Pour nous, nous estimons que ce faible taux s’explique, d’une part, par le fait
que la psychothérapie n’est pas systématique dans notre milieu, ceci est
probablement lié au cout financier et à la disponibilité du personnel
qualifié (psychologues); et d’autres parts, par le fait que d’autres
patients en ont bénéficié sans que cela soit mentionnée dans leurs dossiers
médicaux.
·
Les
neuroleptiques classiques les plus utilisés sont de type « Butyrophénones »
(Halopéridol chez 79,71 %) (Tableau XIV).

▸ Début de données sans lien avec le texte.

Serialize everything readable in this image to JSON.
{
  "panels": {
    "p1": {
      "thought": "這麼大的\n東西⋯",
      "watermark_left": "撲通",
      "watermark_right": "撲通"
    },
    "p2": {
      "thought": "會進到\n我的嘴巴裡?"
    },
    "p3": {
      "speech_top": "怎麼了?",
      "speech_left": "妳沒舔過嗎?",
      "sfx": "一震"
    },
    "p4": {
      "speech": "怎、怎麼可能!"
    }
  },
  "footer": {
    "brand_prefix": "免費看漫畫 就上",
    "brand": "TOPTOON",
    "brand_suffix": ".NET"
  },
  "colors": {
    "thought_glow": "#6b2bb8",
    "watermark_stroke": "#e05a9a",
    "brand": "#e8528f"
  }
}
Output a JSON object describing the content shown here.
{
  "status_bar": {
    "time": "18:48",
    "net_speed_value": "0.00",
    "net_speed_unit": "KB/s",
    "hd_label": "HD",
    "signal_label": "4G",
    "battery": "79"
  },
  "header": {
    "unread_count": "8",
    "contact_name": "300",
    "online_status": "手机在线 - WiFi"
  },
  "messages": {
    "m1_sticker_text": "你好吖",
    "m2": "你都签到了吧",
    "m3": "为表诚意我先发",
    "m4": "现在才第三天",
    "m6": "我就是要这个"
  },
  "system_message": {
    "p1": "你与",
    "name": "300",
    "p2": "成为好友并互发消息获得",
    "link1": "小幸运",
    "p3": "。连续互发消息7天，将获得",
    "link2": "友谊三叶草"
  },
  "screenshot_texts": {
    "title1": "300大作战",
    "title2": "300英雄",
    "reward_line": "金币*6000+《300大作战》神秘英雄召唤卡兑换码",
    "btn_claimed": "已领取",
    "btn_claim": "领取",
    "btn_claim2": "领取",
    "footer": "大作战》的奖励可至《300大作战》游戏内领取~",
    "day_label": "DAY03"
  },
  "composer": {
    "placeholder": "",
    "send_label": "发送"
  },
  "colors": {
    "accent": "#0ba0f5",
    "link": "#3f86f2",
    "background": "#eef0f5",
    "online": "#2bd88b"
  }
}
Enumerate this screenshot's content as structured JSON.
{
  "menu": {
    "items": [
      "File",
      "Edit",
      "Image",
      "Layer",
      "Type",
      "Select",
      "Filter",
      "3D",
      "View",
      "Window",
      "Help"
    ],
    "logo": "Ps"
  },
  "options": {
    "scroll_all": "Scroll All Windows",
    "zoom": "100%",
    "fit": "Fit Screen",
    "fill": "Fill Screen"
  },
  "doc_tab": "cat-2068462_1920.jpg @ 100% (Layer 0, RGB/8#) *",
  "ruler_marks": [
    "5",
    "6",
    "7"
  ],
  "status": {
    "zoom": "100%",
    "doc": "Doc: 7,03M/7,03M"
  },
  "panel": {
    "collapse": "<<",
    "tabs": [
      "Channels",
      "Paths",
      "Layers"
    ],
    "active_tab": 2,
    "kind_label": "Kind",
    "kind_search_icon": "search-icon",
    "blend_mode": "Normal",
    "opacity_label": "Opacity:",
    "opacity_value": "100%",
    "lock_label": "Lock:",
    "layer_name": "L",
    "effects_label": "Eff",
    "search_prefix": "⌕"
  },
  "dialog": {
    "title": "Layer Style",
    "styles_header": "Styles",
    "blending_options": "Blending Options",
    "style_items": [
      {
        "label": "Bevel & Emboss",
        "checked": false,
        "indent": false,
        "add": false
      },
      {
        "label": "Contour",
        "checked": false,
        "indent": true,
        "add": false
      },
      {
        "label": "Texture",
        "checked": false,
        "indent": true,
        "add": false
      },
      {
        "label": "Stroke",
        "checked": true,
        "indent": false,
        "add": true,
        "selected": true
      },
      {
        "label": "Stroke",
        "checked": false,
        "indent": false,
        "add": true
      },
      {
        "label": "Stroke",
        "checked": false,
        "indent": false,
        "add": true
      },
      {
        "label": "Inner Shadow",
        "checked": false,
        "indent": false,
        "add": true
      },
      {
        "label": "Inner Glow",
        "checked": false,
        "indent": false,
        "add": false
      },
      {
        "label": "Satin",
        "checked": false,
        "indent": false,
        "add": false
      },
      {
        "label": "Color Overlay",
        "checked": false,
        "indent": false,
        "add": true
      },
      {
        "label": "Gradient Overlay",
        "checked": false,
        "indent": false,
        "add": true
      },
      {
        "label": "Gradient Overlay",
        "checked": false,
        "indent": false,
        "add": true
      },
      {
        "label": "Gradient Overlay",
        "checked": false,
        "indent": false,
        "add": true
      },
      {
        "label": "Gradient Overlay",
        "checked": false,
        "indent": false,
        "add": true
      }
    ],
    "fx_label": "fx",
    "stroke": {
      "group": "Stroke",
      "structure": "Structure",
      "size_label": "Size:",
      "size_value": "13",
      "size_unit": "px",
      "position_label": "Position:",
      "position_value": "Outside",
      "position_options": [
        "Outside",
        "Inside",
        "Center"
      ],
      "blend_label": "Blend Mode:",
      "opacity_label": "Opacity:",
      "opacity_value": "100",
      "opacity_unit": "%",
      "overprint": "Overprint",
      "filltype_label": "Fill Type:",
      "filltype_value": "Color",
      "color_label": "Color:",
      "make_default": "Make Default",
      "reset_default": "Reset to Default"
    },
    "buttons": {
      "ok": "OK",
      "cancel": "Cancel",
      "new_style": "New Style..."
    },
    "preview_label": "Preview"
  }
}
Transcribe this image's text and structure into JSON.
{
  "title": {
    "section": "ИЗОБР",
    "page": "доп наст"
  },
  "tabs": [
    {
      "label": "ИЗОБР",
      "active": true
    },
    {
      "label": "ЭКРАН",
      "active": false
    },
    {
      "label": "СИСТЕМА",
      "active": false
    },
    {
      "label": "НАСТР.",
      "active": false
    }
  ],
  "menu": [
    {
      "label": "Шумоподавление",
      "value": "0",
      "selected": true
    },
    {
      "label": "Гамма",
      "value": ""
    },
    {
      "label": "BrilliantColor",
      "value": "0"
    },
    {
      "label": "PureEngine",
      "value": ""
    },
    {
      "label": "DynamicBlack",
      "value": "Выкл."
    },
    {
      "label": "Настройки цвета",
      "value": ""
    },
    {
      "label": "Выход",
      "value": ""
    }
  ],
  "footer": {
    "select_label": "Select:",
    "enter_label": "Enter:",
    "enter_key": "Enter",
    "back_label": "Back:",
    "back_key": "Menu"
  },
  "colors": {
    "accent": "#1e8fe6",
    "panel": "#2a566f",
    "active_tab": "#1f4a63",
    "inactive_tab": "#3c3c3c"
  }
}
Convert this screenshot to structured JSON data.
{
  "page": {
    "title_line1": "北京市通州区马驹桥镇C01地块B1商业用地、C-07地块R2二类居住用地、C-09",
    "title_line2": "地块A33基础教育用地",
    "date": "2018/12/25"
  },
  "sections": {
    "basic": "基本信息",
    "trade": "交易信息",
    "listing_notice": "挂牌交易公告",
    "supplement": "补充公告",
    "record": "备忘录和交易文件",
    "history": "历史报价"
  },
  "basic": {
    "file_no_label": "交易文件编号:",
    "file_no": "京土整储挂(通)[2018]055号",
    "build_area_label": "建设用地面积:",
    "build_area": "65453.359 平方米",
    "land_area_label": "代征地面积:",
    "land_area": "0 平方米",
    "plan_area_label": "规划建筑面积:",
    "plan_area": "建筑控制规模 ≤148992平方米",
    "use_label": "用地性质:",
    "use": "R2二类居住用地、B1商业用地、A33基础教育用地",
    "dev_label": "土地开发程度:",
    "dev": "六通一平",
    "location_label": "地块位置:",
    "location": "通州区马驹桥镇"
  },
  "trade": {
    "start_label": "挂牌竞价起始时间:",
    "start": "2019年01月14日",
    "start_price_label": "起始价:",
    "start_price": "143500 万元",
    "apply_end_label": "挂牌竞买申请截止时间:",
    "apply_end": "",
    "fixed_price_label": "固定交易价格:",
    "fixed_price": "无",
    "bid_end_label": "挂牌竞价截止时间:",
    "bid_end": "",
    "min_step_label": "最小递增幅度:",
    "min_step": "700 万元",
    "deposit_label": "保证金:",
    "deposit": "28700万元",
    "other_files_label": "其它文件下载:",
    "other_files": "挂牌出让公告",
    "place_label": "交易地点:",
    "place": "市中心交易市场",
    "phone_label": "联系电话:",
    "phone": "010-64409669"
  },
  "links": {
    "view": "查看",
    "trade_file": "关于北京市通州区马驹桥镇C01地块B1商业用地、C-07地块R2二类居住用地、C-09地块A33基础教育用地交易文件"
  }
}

Actuellement dans le traitement de la schizophrénie, il est
recommandé d’utiliser les antipsychotiques de seconde génération (23) ; nous estimons que cela n’est pas
réalisé par le fait que ces antipsychotiques de seconde génération ont un cout
élevé par rapport aux classiques et sont non-disponibles sur le marché
pharmaceutique dans notre milieu.
·
Les
effets secondaires dus aux neuroleptiques classiques ont été retrouvés chez
56,52 % de cas, il s’agissait souvent de la sécheresse des muqueuses (bouche,
conjonctives) (69,23
%) (Tableau XIV). Ces patients ont reçu un
anticholinergique (Artane ®) ; Il a été démontré que les neuroleptiques
classiques sont pourvus des effets secondaires de type cholinergiques,
extrapyramidaux, etc. ce qui est rarement retrouvé avec les neuroleptiques
atypiques (23, 10).
Concernant l’évolution (hospitalière et
extrahospitalière) nous avons noté :
·
Que les patients ont fait en moyenne 33 jours d’hospitalisations (±33). la durée du séjour la plus courte
durée a été retrouvée dans la forme « paranoïde » (≤10 jours) et la plus longue dans les
formes résiduelle et désorganisée (≥71 jours) (Tableau XV). Frank N. indique que généralement la
forme paranoïde a une évolution bonne et rapide (13), ce qui
expliquerait cette durée courte d’hospitalisation. Pour nous la courte durée du
séjour hospitalier dans notre milieu s’expliquerait par le fait que le cout financier,
résultant d’une hospitalisation dans une structure médicale spécialisée , est
élevé ce qui motive la famille, qui supporte seule ce fardeau, a écourtée le
séjour et parfois contre l’avis médical,.
·
56,52 % de patients sont venus aux
consultations du contrôle (Tableau XVI). Les consultations du contrôle
comportent un cout et constituent par conséquent un handicap majeur pour la
poursuite des soins (consultations de contrôle), surtout qu’ils sont financés
essentiellement par les familles (1).